Awkwardly-fitting clothes, or rather, discomfort in one’s appearance while in a new country is part of the migrant experience. Gurnah’s previous novels include By the Sea, Desertion and the Booker Prize shortlisted Paradise. Gravel Heart joins them as a work of post-colonial literature that entertainingly intertwines migration and a tale of family drama.

The story opens in 1970s Zanzibar in Tanzania (where Gurnah himself was born). Salim is the only child of middle-class government workers. His life is a routine of chores and Koran school, even in summer. When asked to write about his summer holidays for a school essay, Salim pens a brief piece about a made-up bicycle ride in the country and his falsehoods earn him praise from the headmaster. That one’s imagined life is much preferred over reality, is a lesson Salim learns over and over again.
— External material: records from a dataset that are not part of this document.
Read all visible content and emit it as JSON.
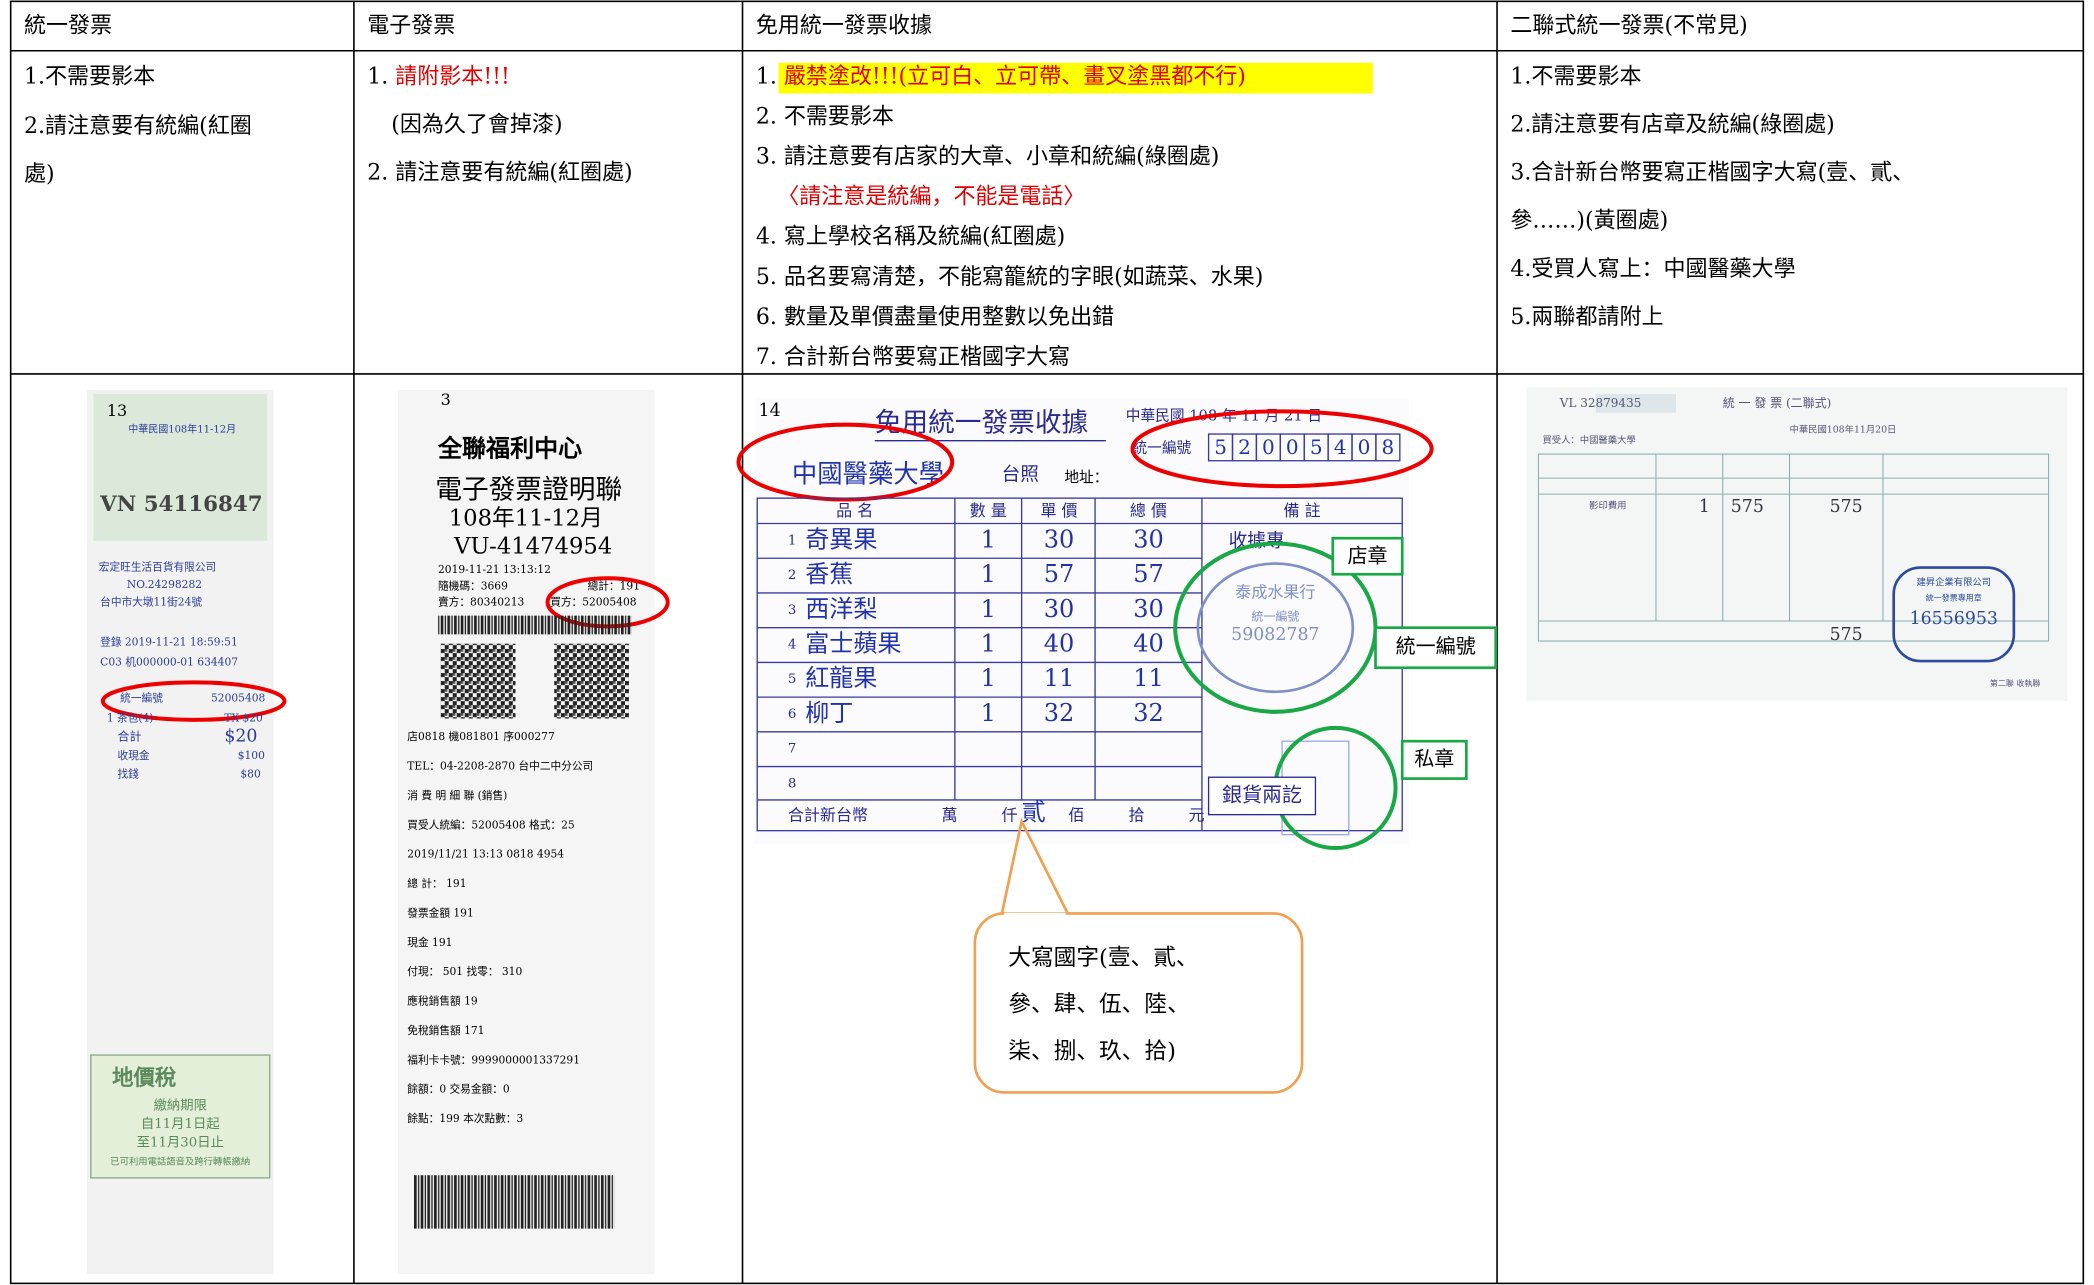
{
  "table": {
    "headers": [
      "統一發票",
      "電子發票",
      "免用統一發票收據",
      "二聯式統一發票(不常見)"
    ],
    "notes": [
      [
        "1.不需要影本",
        "2.請注意要有統編(紅圈",
        "處)"
      ],
      [
        [
          "1. ",
          "請附影本!!!"
        ],
        "(因為久了會掉漆)",
        "2. 請注意要有統編(紅圈處)"
      ],
      [
        [
          "1. ",
          "嚴禁塗改!!!(立可白、立可帶、畫叉塗黑都不行)"
        ],
        "2. 不需要影本",
        "3. 請注意要有店家的大章、小章和統編(綠圈處)",
        "〈請注意是統編，不能是電話〉",
        "4. 寫上學校名稱及統編(紅圈處)",
        "5. 品名要寫清楚，不能寫籠統的字眼(如蔬菜、水果)",
        "6. 數量及單價盡量使用整數以免出錯",
        "7. 合計新台幣要寫正楷國字大寫"
      ],
      [
        "1.不需要影本",
        "2.請注意要有店章及統編(綠圈處)",
        "3.合計新台幣要寫正楷國字大寫(壹、貳、",
        "參……)(黃圈處)",
        "4.受買人寫上：中國醫藥大學",
        "5.兩聯都請附上"
      ]
    ]
  },
  "receipt_1": {
    "number": "13",
    "period": "中華民國108年11-12月",
    "invoice_no": "VN 54116847",
    "seller": "宏定旺生活百貨有限公司",
    "seller_no": "NO.24298282",
    "address": "台中市大墩11街24號",
    "date": "登錄 2019-11-21 18:59:51",
    "code": "C03 机000000-01 634407",
    "tax_id_label": "統一編號",
    "tax_id": "52005408",
    "item": "1 茶包(4)",
    "item_price": "TX $20",
    "total_label": "合計",
    "total": "$20",
    "cash_label": "收現金",
    "cash": "$100",
    "change_label": "找錢",
    "change": "$80",
    "tax_title": "地價稅",
    "tax_lines": [
      "繳納期限",
      "自11月1日起",
      "至11月30日止",
      "已可利用電話語音及跨行轉帳繳納"
    ]
  },
  "receipt_2": {
    "number": "3",
    "store": "全聯福利中心",
    "title": "電子發票證明聯",
    "period": "108年11-12月",
    "invoice_no": "VU-41474954",
    "datetime": "2019-11-21 13:13:12",
    "random": "隨機碼：3669",
    "total": "總計：191",
    "seller": "賣方：80340213",
    "buyer": "買方：52005408",
    "lines": [
      "店0818 機081801 序000277",
      "TEL：04-2208-2870 台中二中分公司",
      "消 費 明 細 聯 (銷售)",
      "買受人統編：52005408 格式：25",
      "2019/11/21 13:13 0818 4954",
      "總 計： 191",
      "發票金額 191",
      "現金 191",
      "付現： 501 找零： 310",
      "應稅銷售額 19",
      "免稅銷售額 171",
      "福利卡卡號：9999000001337291",
      "餘額：0 交易金額：0",
      "餘點：199 本次點數：3"
    ]
  },
  "receipt_3": {
    "number": "14",
    "title": "免用統一發票收據",
    "date": "中華民國 108 年 11 月 21 日",
    "tax_id_label": "統一編號",
    "tax_id_digits": [
      "5",
      "2",
      "0",
      "0",
      "5",
      "4",
      "0",
      "8"
    ],
    "buyer": "中國醫藥大學",
    "buyer_suffix": "台照",
    "address_label": "地址：",
    "columns": [
      "品 名",
      "數 量",
      "單 價",
      "總 價",
      "備 註"
    ],
    "rows": [
      [
        "1",
        "奇異果",
        "1",
        "30",
        "30"
      ],
      [
        "2",
        "香蕉",
        "1",
        "57",
        "57"
      ],
      [
        "3",
        "西洋梨",
        "1",
        "30",
        "30"
      ],
      [
        "4",
        "富士蘋果",
        "1",
        "40",
        "40"
      ],
      [
        "5",
        "紅龍果",
        "1",
        "11",
        "11"
      ],
      [
        "6",
        "柳丁",
        "1",
        "32",
        "32"
      ],
      [
        "7"
      ],
      [
        "8"
      ]
    ],
    "remark": "收據專",
    "stamp_lines": [
      "泰成水果行",
      "統一編號",
      "59082787"
    ],
    "total_label": "合計新台幣",
    "total_units": [
      "萬",
      "仟",
      "佰",
      "拾",
      "元"
    ],
    "total_amount": "貳",
    "paid": "銀貨兩訖",
    "labels": [
      "店章",
      "統一編號",
      "私章"
    ],
    "callout": [
      "大寫國字(壹、貳、",
      "參、肆、伍、陸、",
      "柒、捌、玖、拾)"
    ]
  },
  "receipt_4": {
    "invoice_no": "VL 32879435",
    "title": "統 一 發 票 (二聯式)",
    "date": "中華民國108年11月20日",
    "buyer": "買受人：中國醫藥大學",
    "item": "影印費用",
    "qty": "1",
    "price": "575",
    "amount": "575",
    "total": "575",
    "stamp_title": "統一發票專用章",
    "stamp_id": "16556953",
    "stamp_company": "建昇企業有限公司",
    "copy": "第二聯 收執聯"
  }
}
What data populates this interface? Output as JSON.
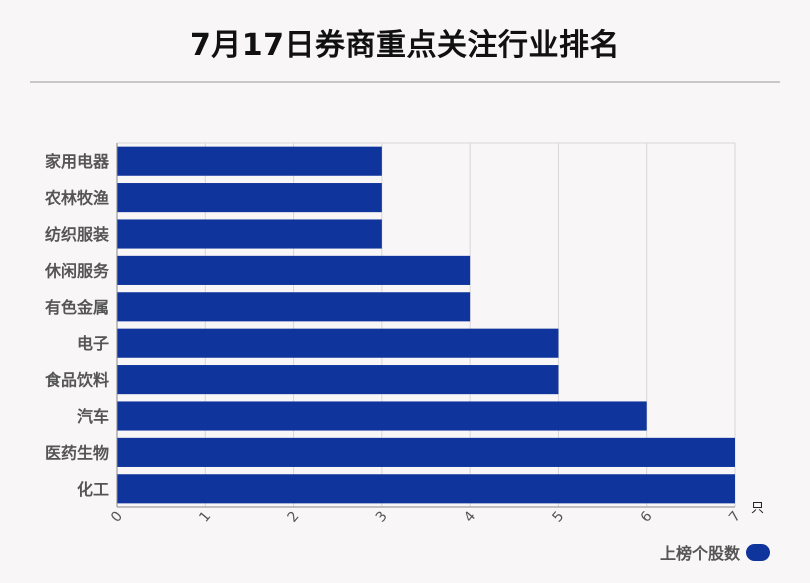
{
  "chart_data": {
    "type": "bar",
    "orientation": "horizontal",
    "title": "7月17日券商重点关注行业排名",
    "categories": [
      "家用电器",
      "农林牧渔",
      "纺织服装",
      "休闲服务",
      "有色金属",
      "电子",
      "食品饮料",
      "汽车",
      "医药生物",
      "化工"
    ],
    "series": [
      {
        "name": "上榜个股数",
        "values": [
          3,
          3,
          3,
          4,
          4,
          5,
          5,
          6,
          7,
          7
        ]
      }
    ],
    "xlim": [
      0,
      7
    ],
    "x_ticks": [
      "0",
      "1",
      "2",
      "3",
      "4",
      "5",
      "6",
      "7"
    ],
    "x_unit": "只",
    "grid": true,
    "legend_position": "bottom-right",
    "bar_color": "#0f349b",
    "grid_color": "#d8d6d7",
    "axis_color": "#888888"
  }
}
As with Gurnah’s other works, a family secret lies at the novel's heart. Salim lives with his mother Saida, his father Masud and his charismatic Uncle Amir, whom he adores. But the novel begins with the sentence: “My father didn’t want me.” When Salim is seven, Masud moves out of the house to a rented room at the back of a nearby corner shop. The father and son’s relationship becomes one of silent routine, as Salim’s only contact with Masud is to drop off meals prepared by his mother. Uncle Amir disappears for a few days, then announces a surprise move to London. The comings and goings of his family remain a mystery to Salim, who grows up to be a secretive teenager. At the end of Part One, Uncle Amir announces he will sponsor Salim’s move to England to study business and the novel takes an exciting turn.

Gurnah has rightly been praised for his masterful storytelling. His writing is reflective, blunt and – comic moments aside – has an unwaveringly sober tone. Despite some forays into the past to fill in gaps of family history, the tale moves in a linear fashion to describe Salim’s life from bookish child to contemplative adult. Narrated in the past tense, the writing feels a little old-fashioned: long paragraphs, insertions of old letters and minimal dialogue. One forgets that the novel is set in the last decade, so that later mentions of email seem out of place.

Gurnah hits upon an intriguing conflict: the post-colonial individual who becomes anglicised out of choice. It’s a poignant moment when Salim realises he is becoming naturalised. His awareness of the fact kicks in when he starts using superlatives to describe England: “Here they have plenty which is the best in the world – the best goalkeeper in the world, the best university in the world, the best hospital in the world ...” Gurnah conveys Salim’s shifting conception of his own nationality – an diminishing loyalty to the country of his birth – very well.

What works less well is how the family saga plays out. Eventually Salim learns why Masud abandoned their family, but by this point Salim’s personal life in London, namely his romantic episodes with women and some incidents of racism, has taken centre stage. The timing of the big “reveal” feels too late. But this is not to speak ill of the novel, which despite minor flaws is an emotive tale about betrayal, families and the East African diaspora.